O alto poder aquisitivo do consumidor gay tem estimulado diversas empresas a aproveitar a realização da Parada Gay neste domingo (6), em São Paulo, para lançar produtos voltados a um mercado cada vez mais lucrativo.

Somente no ano passado, o pink money (dinheiro rosa, expressão usada para diferenciar os lucros do mercado gay) consumiu R$ 100 bilhões em turismo no mundo, segundo dados da IGLTA (associação internacional de turismo de gays e lésbicas, na sigla em inglês).

Com uma renda 30% maior que a dos casais heterossexuais, os gays são alvo de produtos exclusivos, que hoje vão de pacotes turísticos, como os cruzeiros GLS, a lançamentos imobiliários em redutos gays, como a rua Frei Caneca, na Consolação (zona central da capital).

Neste ano, uma das novidades é o cartão de crédito “Arco Íris Card”, da empresa JJCL Brasil Cartões, que promete servir como agregador de ofertas e serviços voltados ao público, segundo Carlos Rito, um dos sócios do projeto.

- Queremos chegar à marca de 120 mil cartões em quatro anos, com a utilização de parte da receita em estudos e serviços para a comunidade. Vamos ter programas de milhagem, título de capitalização exclusivos para os gays também.

A empresa afirma que estuda operar com as duas principais bandeiras do mercado, Visa e Mastercard, e que dois bancos estão interessados no produto. Para Almir Nascimento, presidente da ABRAT GLS (Associação para Gays, Lésbicas e Simpatizantes), o movimento das empresas ainda é tímido, na comparação com os Estados Unidos.
- Temos exemplos de empresas brasileiras que lá fora fazem anúncios específicos ao público gay e aqui se recusam. A diversidade é uma tendência mundial do mercado e quem aproveita desse segmento se dá bem. Infelizmente vemos isso acontecer somente na época da parada, mas nosso objetivo é que os eventos ocorram durante todo ano.
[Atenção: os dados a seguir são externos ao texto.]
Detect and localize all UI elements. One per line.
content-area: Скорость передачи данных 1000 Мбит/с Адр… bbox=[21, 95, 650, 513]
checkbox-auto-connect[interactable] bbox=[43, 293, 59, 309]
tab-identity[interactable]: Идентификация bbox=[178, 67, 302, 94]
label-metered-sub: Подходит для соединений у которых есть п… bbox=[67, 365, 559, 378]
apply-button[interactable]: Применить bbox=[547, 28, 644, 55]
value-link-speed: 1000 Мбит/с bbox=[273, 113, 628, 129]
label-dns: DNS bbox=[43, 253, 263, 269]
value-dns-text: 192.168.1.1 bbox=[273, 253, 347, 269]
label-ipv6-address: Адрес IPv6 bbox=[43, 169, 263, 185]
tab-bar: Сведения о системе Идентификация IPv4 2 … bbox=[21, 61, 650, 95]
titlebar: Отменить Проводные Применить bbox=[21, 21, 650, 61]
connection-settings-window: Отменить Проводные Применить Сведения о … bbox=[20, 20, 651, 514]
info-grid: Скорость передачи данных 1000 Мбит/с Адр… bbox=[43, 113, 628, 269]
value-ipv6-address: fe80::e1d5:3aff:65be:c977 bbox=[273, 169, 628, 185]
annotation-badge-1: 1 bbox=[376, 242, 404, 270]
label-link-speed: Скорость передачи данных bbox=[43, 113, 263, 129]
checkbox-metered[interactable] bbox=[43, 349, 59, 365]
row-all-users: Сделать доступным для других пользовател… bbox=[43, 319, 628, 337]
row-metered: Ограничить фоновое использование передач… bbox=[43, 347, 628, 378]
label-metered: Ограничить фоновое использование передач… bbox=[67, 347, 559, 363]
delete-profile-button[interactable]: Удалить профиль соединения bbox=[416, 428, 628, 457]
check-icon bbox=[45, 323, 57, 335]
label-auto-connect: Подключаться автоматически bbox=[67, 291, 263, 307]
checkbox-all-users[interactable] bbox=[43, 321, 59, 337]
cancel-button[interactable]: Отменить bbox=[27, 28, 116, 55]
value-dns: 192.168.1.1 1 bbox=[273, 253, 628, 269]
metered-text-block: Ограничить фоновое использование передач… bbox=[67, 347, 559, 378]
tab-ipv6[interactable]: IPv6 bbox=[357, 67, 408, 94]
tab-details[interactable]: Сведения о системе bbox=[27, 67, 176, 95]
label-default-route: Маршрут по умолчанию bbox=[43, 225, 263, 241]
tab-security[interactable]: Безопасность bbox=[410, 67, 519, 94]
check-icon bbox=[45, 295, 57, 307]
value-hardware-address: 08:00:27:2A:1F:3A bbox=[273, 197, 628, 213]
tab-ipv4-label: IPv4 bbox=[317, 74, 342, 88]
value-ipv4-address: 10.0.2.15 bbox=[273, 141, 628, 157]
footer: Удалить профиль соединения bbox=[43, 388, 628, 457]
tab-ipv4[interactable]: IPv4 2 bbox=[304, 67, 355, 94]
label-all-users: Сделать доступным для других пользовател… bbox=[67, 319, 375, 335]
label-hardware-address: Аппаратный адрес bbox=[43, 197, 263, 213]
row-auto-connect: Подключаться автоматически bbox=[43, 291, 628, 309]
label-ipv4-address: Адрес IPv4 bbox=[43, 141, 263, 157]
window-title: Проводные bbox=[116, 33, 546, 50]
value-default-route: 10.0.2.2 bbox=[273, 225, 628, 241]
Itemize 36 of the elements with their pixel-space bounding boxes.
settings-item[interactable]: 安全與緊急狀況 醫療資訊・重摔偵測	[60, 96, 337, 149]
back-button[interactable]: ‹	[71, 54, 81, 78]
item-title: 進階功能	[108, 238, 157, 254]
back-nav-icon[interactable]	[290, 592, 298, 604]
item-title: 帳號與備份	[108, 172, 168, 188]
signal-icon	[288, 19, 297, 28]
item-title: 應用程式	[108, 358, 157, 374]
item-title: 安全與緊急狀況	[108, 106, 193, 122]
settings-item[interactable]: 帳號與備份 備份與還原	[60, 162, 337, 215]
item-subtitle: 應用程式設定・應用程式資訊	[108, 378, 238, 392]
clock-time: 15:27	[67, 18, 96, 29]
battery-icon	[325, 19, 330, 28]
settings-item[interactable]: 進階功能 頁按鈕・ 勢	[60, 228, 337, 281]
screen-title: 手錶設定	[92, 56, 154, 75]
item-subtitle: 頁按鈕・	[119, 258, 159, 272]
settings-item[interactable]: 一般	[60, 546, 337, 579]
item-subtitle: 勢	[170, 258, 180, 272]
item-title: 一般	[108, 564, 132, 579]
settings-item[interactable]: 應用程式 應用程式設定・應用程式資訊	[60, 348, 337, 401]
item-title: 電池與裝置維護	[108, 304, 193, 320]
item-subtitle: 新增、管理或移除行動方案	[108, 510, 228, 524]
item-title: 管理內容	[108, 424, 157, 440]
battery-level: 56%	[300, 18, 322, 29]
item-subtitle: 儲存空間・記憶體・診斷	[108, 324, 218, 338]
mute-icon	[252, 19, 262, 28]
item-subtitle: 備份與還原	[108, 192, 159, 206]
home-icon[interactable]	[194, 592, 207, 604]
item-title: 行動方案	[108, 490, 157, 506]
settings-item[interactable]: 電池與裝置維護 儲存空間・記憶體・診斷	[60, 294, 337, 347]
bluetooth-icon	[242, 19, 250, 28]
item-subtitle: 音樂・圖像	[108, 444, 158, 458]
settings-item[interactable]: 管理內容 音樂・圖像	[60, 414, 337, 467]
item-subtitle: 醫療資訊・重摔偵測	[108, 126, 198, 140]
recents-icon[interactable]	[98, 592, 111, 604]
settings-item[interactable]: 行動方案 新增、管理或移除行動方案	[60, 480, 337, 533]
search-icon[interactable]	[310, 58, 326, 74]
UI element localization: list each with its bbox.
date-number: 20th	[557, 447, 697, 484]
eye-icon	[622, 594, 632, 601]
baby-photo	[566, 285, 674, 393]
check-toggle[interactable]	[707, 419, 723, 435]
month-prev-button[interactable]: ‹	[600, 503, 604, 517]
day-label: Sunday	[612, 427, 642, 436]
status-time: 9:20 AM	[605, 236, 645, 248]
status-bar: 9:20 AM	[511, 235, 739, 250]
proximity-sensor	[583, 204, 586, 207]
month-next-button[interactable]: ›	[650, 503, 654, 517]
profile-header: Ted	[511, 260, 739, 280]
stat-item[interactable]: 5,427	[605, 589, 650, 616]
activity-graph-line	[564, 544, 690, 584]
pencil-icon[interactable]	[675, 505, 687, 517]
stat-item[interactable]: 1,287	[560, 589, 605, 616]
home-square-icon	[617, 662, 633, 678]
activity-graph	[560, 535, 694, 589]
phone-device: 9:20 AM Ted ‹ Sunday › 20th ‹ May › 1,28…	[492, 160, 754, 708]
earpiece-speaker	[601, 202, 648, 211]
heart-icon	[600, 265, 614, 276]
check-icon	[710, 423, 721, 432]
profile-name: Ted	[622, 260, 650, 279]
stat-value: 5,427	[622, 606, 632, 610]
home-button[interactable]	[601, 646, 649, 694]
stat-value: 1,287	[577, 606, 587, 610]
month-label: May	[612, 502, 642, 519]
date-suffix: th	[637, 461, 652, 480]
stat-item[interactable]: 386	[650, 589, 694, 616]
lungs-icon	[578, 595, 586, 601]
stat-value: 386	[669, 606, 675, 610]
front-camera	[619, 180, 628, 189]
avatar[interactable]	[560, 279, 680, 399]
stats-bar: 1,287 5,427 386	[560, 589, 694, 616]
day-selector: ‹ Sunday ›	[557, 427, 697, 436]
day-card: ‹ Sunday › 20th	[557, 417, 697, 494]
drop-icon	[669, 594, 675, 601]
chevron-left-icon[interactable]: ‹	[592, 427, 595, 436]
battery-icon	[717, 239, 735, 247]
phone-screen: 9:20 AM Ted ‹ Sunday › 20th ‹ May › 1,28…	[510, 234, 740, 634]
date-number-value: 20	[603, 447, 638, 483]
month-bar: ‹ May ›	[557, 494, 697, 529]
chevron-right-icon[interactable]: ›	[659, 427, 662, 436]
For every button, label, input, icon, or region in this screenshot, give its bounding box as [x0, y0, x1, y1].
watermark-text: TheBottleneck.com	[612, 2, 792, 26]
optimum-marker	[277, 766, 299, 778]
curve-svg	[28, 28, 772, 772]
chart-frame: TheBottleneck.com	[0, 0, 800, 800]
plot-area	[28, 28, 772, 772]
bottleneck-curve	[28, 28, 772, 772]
Para a turismóloga Beatriz Valverde, gay, casada há dois anos e meio, a “descoberta” do público GLS vem em boa hora, já que ela e a companheira sempre buscaram uma qualidade de vida melhor.

Qualidade de vida
- Jantamos fora três vezes por semana, sempre viajamos e gastamos mais no lazer, justamente por não termos filhos. Fazemos questão de apreciar um bom vinho,uma cerveja importada e sempre fazemos jantares em casa. O preconceito hoje é algo do passado.

No próximo mês, a ABRAT e a Embratur (Instituto Brasileiro de Turismo) irão criar começar a coletar informações para um estudo que irá detalhar o perfil do turista brasileiro gay e também o estrangeiro que vem ao país. Como ainda não existe nenhuma pesquisa quantitativa desse mercado no Brasil, o objetivo da análise é impulsionar mais parcerias com a iniciativa privada, segundo Almir.

- Queremos que o turista que vem em São Paulo para a Parada venha o ano inteiro. Todo mundo ganha com isso: a cidade, a economia e os gays, que terão serviços cada vez mais voltados a eles.

Pela primeira vez, o censo do IBGE (Instituto Brasileiro de Geografia e Estatística) irá incluir os gays e lésbicas no levantamento. O estudo é um pedido antigo de associações gays, que reivindicavam a inclusão das perguntas sobre a opção cônjuge/companheiro do mesmo sexo na pesquisa. O levantamento, no entanto, será feito somente em municípios com população inferior a 170 mil habitantes.